Pandita Ramabai was a Hindu woman, born in 1858; after her conversion she devoted herself to the education of women and the securing of their rights. V. S. Azariah, born into a Christian family in the southeast of India, was an evangelist who contributed to the growth of the Y.M.C.A. in India and later became the first Indian bishop in the Anglican Church and its second non-Briton. Shi Meiyu, also known as Mary Stone, was born in Jiujiang to a family converted by Methodist missionaries; she studied at the University of Michigan. Returning to China as a medical doctor, she founded a hospital and later a nursing school at Jiujiang, which combined medical training with evangelism. Today her school is part of Jiujiang University, a four-campus institution with over 30,000 students.

A number of those whose stories are told have helped shape both church life and Christian theology in their countries. Some recognized the importance of developing a truly inculturated theology. Byang Kato, a Nigerian, early on saw the importance of developing a theology by and for Africans. Today there are evangelical theological schools and journals in Nigeria and elsewhere in Africa that reflect his influence.

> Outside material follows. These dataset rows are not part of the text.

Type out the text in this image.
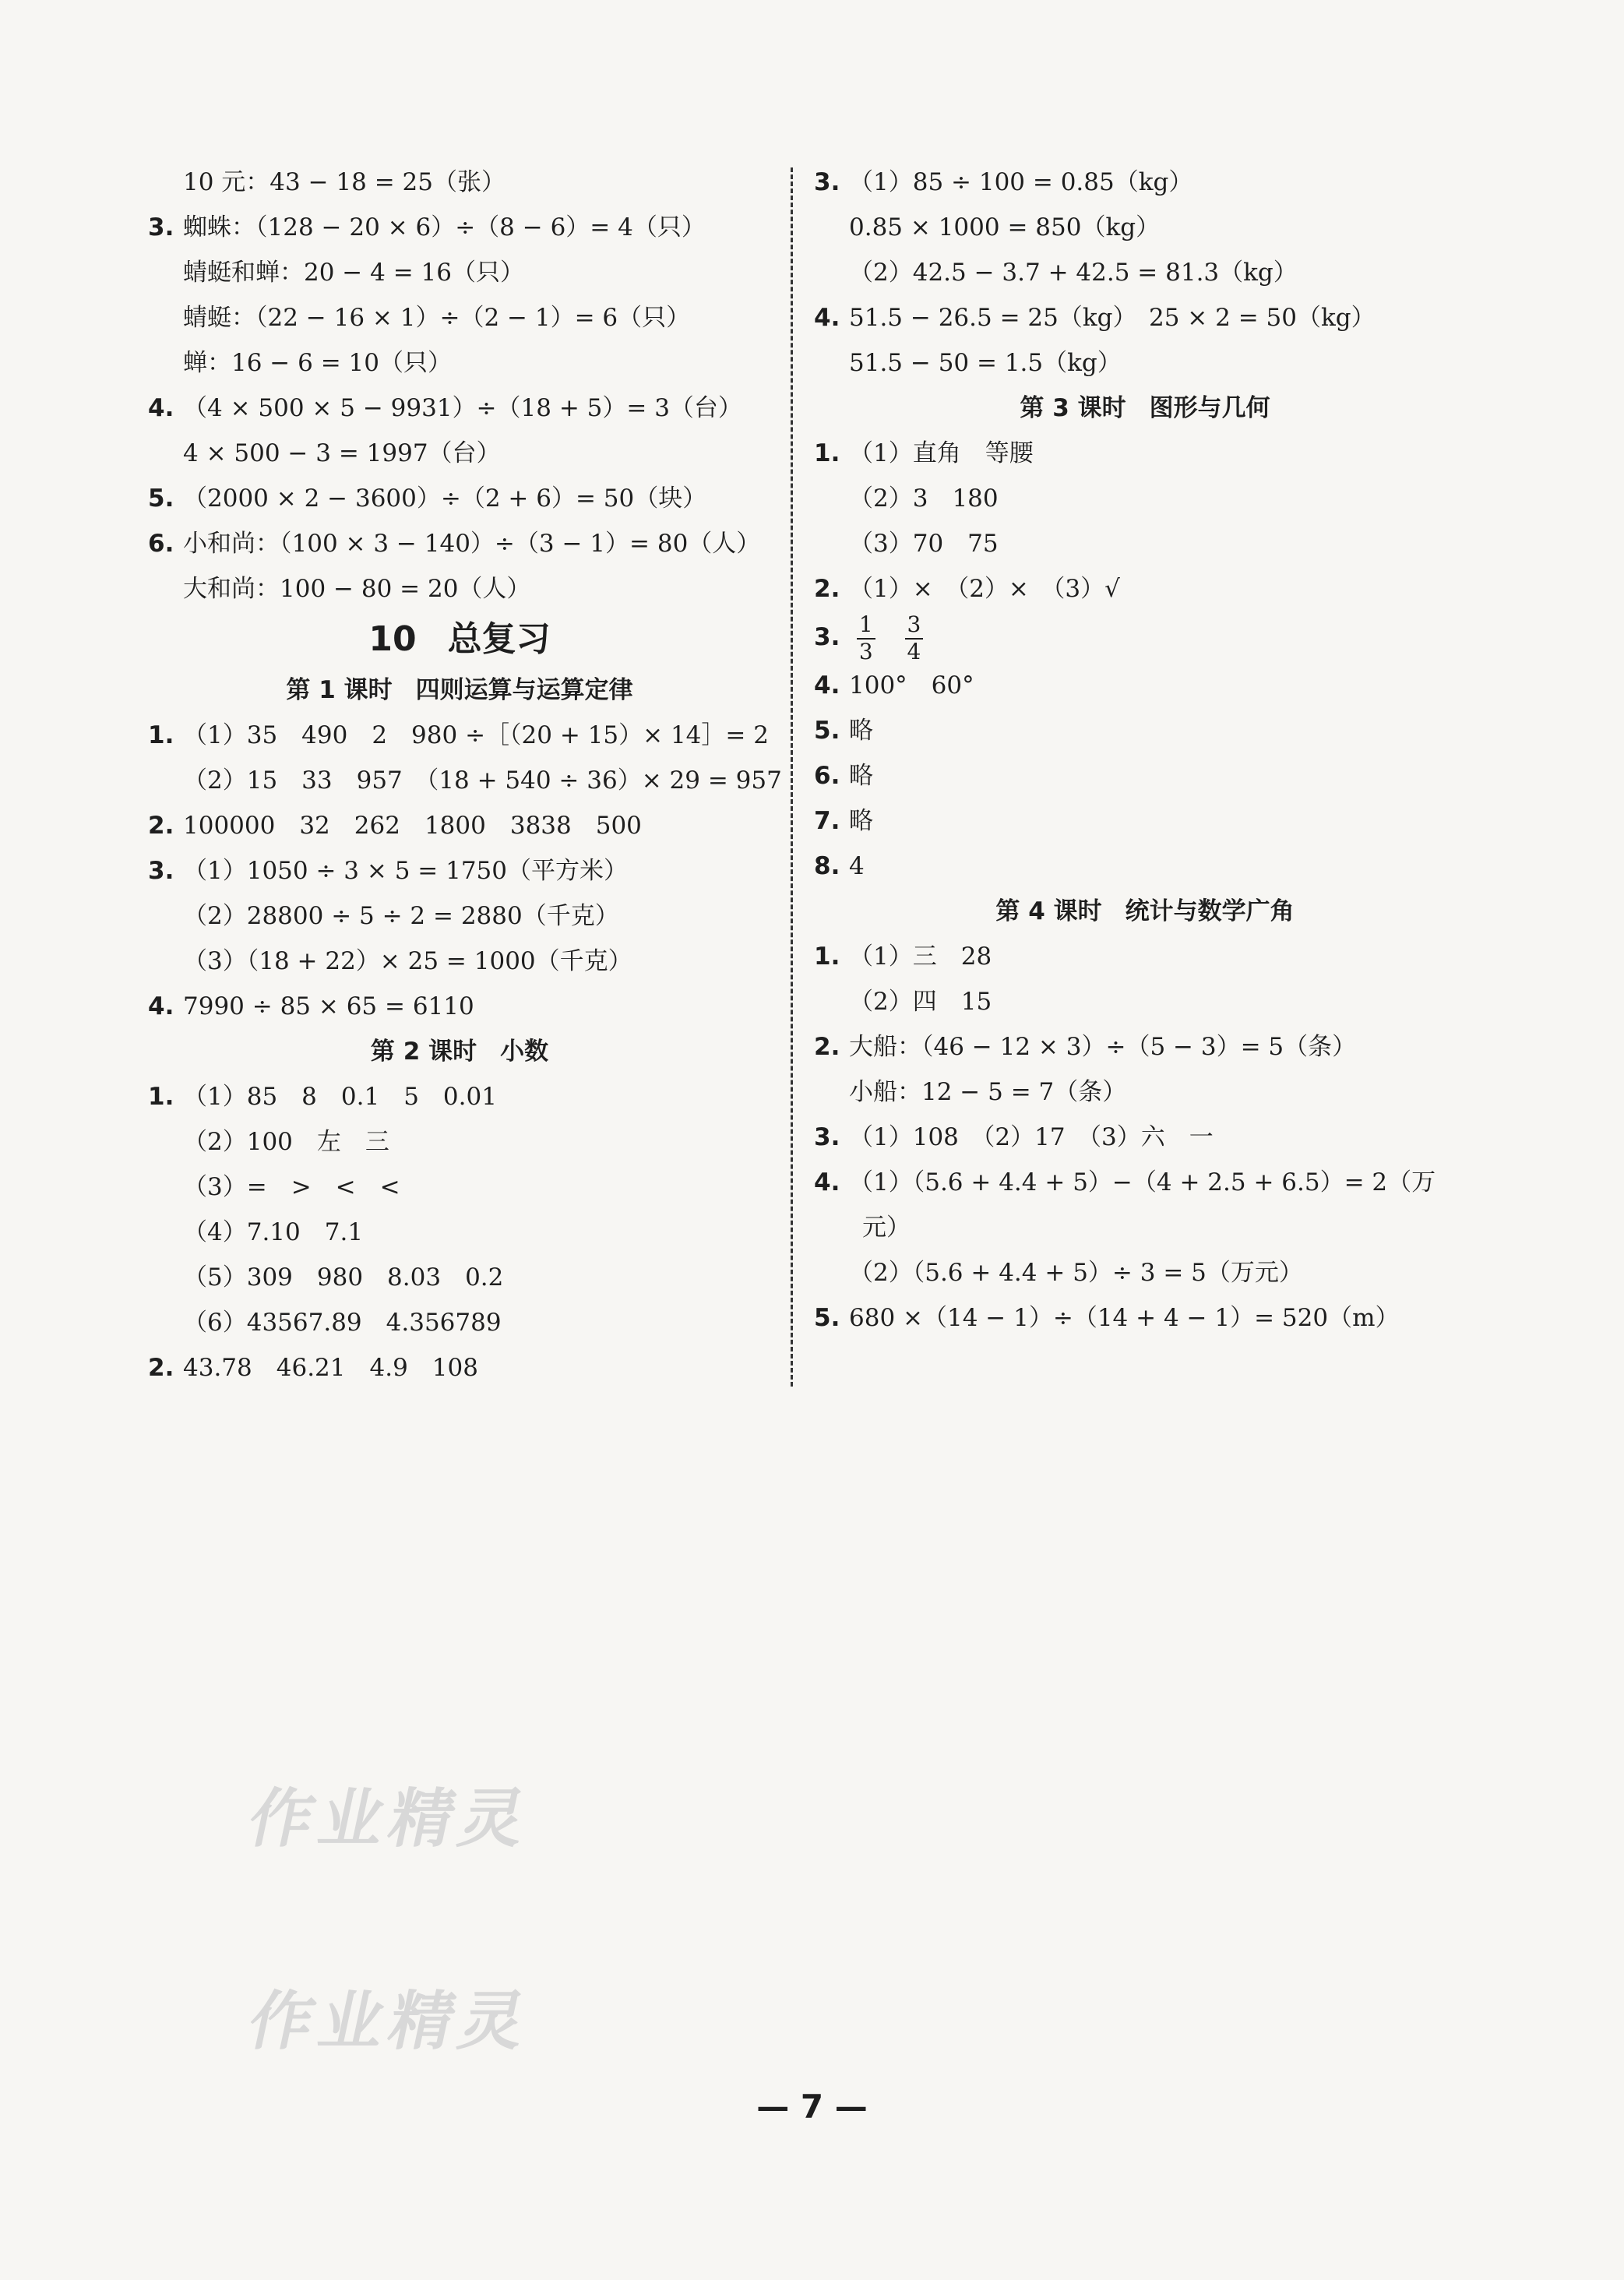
10 元：43 − 18 = 25（张）
3. 蜘蛛：（128 − 20 × 6）÷（8 − 6）= 4（只）
蜻蜓和蝉：20 − 4 = 16（只）
蜻蜓：（22 − 16 × 1）÷（2 − 1）= 6（只）
蝉：16 − 6 = 10（只）
4. （4 × 500 × 5 − 9931）÷（18 + 5）= 3（台）
4 × 500 − 3 = 1997（台）
5. （2000 × 2 − 3600）÷（2 + 6）= 50（块）
6. 小和尚：（100 × 3 − 140）÷（3 − 1）= 80（人）
大和尚：100 − 80 = 20（人）
10 总复习
第 1 课时 四则运算与运算定律
1. （1）35　490　2　980 ÷［（20 + 15）× 14］= 2
（2）15　33　957　（18 + 540 ÷ 36）× 29 = 957
2. 100000　32　262　1800　3838　500
3. （1）1050 ÷ 3 × 5 = 1750（平方米）
（2）28800 ÷ 5 ÷ 2 = 2880（千克）
（3）（18 + 22）× 25 = 1000（千克）
4. 7990 ÷ 85 × 65 = 6110
第 2 课时 小数
1. （1）85　8　0.1　5　0.01
（2）100　左　三
（3）=　>　<　<
（4）7.10　7.1
（5）309　980　8.03　0.2
（6）43567.89　4.356789
2. 43.78　46.21　4.9　108
3. （1）85 ÷ 100 = 0.85（kg）
0.85 × 1000 = 850（kg）
（2）42.5 − 3.7 + 42.5 = 81.3（kg）
4. 51.5 − 26.5 = 25（kg）　25 × 2 = 50（kg）
51.5 − 50 = 1.5（kg）
第 3 课时 图形与几何
1. （1）直角　等腰
（2）3　180
（3）70　75
2. （1）×　（2）×　（3）√
3. $\frac{1}{3}$
$\frac{3}{4}$
4. 100°　60°
5. 略
6. 略
7. 略
8. 4
第 4 课时 统计与数学广角
1. （1）三　28
（2）四　15
2. 大船：（46 − 12 × 3）÷（5 − 3）= 5（条）
小船：12 − 5 = 7（条）
3. （1）108　（2）17　（3）六　一
4. （1）（5.6 + 4.4 + 5）−（4 + 2.5 + 6.5）= 2（万
元）
（2）（5.6 + 4.4 + 5）÷ 3 = 5（万元）
5. 680 ×（14 − 1）÷（14 + 4 − 1）= 520（m）
作业精灵
作业精灵
— 7 —
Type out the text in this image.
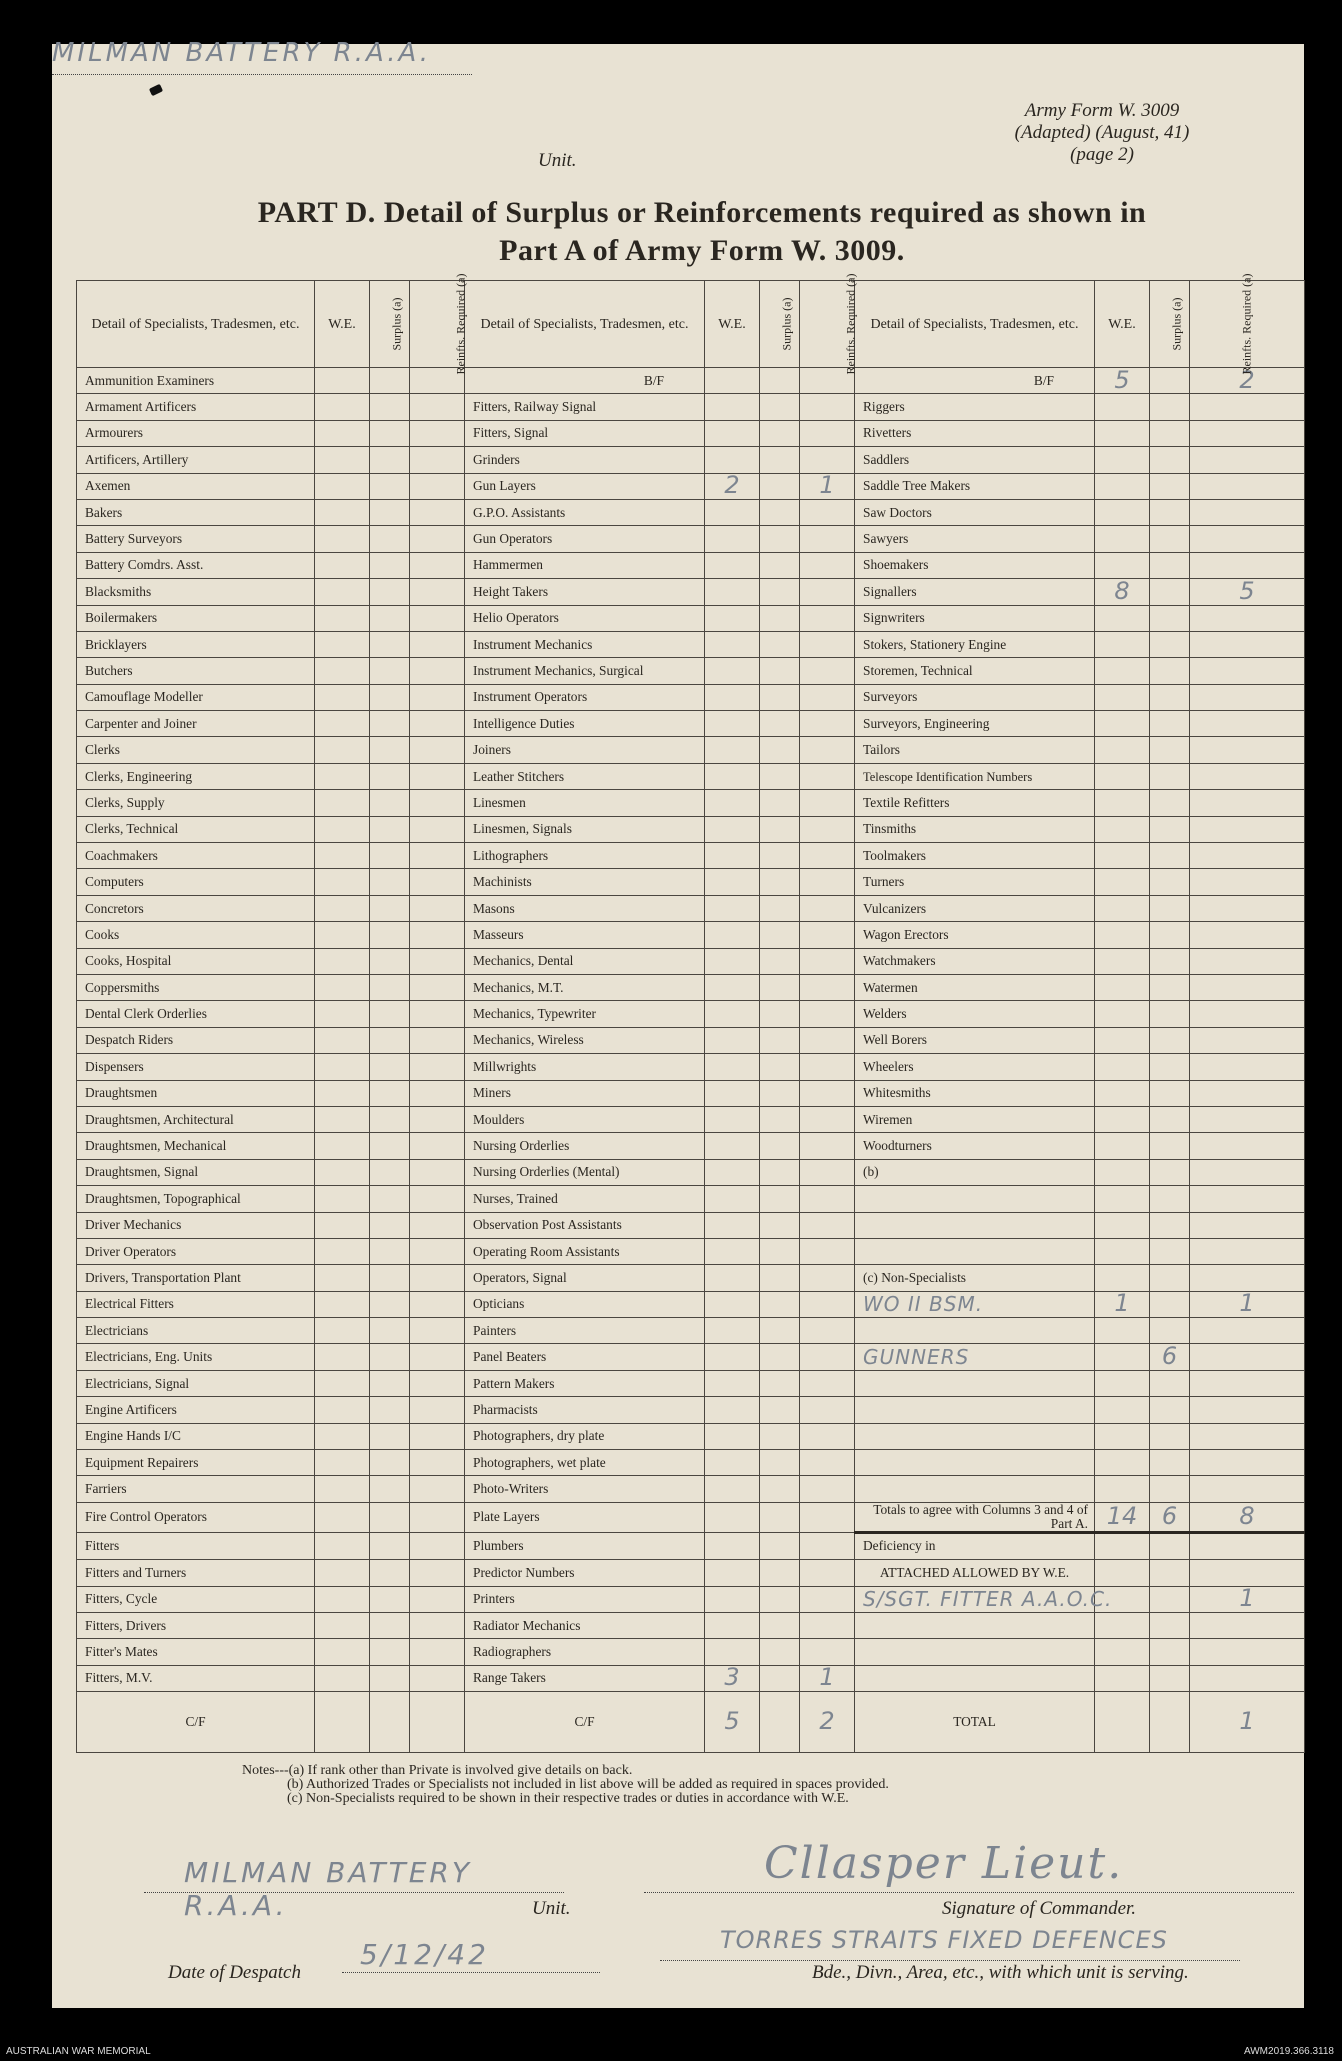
MILMAN BATTERY R.A.A.
Unit.
Army Form W. 3009
(Adapted) (August, 41)
(page 2)
PART D. Detail of Surplus or Reinforcements required as shown in
Part A of Army Form W. 3009.
Detail of Specialists, Tradesmen, etc.	W.E.	Surplus (a)	Reinfts. Required (a)	Detail of Specialists, Tradesmen, etc.	W.E.	Surplus (a)	Reinfts. Required (a)	Detail of Specialists, Tradesmen, etc.	W.E.	Surplus (a)	Reinfts. Required (a)
Ammunition Examiners				B/F				B/F	5		2
Armament Artificers				Fitters, Railway Signal				Riggers			
Armourers				Fitters, Signal				Rivetters			
Artificers, Artillery				Grinders				Saddlers			
Axemen				Gun Layers	2		1	Saddle Tree Makers			
Bakers				G.P.O. Assistants				Saw Doctors			
Battery Surveyors				Gun Operators				Sawyers			
Battery Comdrs. Asst.				Hammermen				Shoemakers			
Blacksmiths				Height Takers				Signallers	8		5
Boilermakers				Helio Operators				Signwriters			
Bricklayers				Instrument Mechanics				Stokers, Stationery Engine			
Butchers				Instrument Mechanics, Surgical				Storemen, Technical			
Camouflage Modeller				Instrument Operators				Surveyors			
Carpenter and Joiner				Intelligence Duties				Surveyors, Engineering			
Clerks				Joiners				Tailors			
Clerks, Engineering				Leather Stitchers				Telescope Identification Numbers			
Clerks, Supply				Linesmen				Textile Refitters			
Clerks, Technical				Linesmen, Signals				Tinsmiths			
Coachmakers				Lithographers				Toolmakers			
Computers				Machinists				Turners			
Concretors				Masons				Vulcanizers			
Cooks				Masseurs				Wagon Erectors			
Cooks, Hospital				Mechanics, Dental				Watchmakers			
Coppersmiths				Mechanics, M.T.				Watermen			
Dental Clerk Orderlies				Mechanics, Typewriter				Welders			
Despatch Riders				Mechanics, Wireless				Well Borers			
Dispensers				Millwrights				Wheelers			
Draughtsmen				Miners				Whitesmiths			
Draughtsmen, Architectural				Moulders				Wiremen			
Draughtsmen, Mechanical				Nursing Orderlies				Woodturners			
Draughtsmen, Signal				Nursing Orderlies (Mental)				(b)			
Draughtsmen, Topographical				Nurses, Trained							
Driver Mechanics				Observation Post Assistants							
Driver Operators				Operating Room Assistants							
Drivers, Transportation Plant				Operators, Signal				(c) Non-Specialists			
Electrical Fitters				Opticians				WO II BSM.	1		1
Electricians				Painters							
Electricians, Eng. Units				Panel Beaters				GUNNERS		6	
Electricians, Signal				Pattern Makers							
Engine Artificers				Pharmacists							
Engine Hands I/C				Photographers, dry plate							
Equipment Repairers				Photographers, wet plate							
Farriers				Photo-Writers							
Fire Control Operators				Plate Layers				Totals to agree with Columns 3 and 4 of Part A.	14	6	8
Fitters				Plumbers				Deficiency in			
Fitters and Turners				Predictor Numbers				ATTACHED ALLOWED BY W.E.			
Fitters, Cycle				Printers				S/SGT. FITTER A.A.O.C.			1
Fitters, Drivers				Radiator Mechanics							
Fitter's Mates				Radiographers							
Fitters, M.V.				Range Takers	3		1				
C/F				C/F	5		2	TOTAL			1
Notes---(a) If rank other than Private is involved give details on back.
(b) Authorized Trades or Specialists not included in list above will be added as required in spaces provided.
(c) Non-Specialists required to be shown in their respective trades or duties in accordance with W.E.
MILMAN BATTERY R.A.A.	Unit.
Cllasper Lieut.
Signature of Commander.
Date of Despatch
5/12/42	TORRES STRAITS FIXED DEFENCES
Bde., Divn., Area, etc., with which unit is serving.
AUSTRALIAN WAR MEMORIAL	AWM2019.366.3118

Others sought to establish indigenous Christian communities free of denominational entanglements. In India, Sundar Singh, a mystic born of a Sikh family in northwest India, sought to integrate Indian models of spirituality into his understanding of Christian faith. In his words, “Indians need the Water of Life, but not the European cup.” The “Three-Self Movement,” churches that were “self-governing, self-supporting, and self-propagating,” was not an invention of the Chinese Communist Party but grew out of the idea of indigenous local churches encouraged by missionaries like the Americans Rufus Anderson (1796-1880) and John Nevius (1829-93) and the British missionary Roland Allen (1868-1947). In China, missionaries like John Sung and W. T. Wu favored house churches, which are now growing rapidly in China.

Because of the evangelical focus of the book, Catholic missionary work is mentioned only in passing, but it was significant. Beginning in the 16th and 17th centuries, Jesuit, Franciscan and other Catholic missionaries in China and Japan created Christian communities that endured to modern times. In 1952, when Western missionaries had to leave China, there were one million Protestants and three million Catholics. These Christians paid a high price for their faith. An estimated 8,000 mostly lay Korean Catholics were killed in the mid-19th century. During the Boxer Rebellion (1900-1), some 4,000 Protestants and 30,000 Catholics died in China. But the remarkable stories of these African and Asian men and women, ordained and lay, professionally trained or charismatic, whose zeal and commitment planted the faith so widely is inspirational for Catholics as well as evangelicals at a time when the Catholic Church is becoming more conscious of its evangelical mission.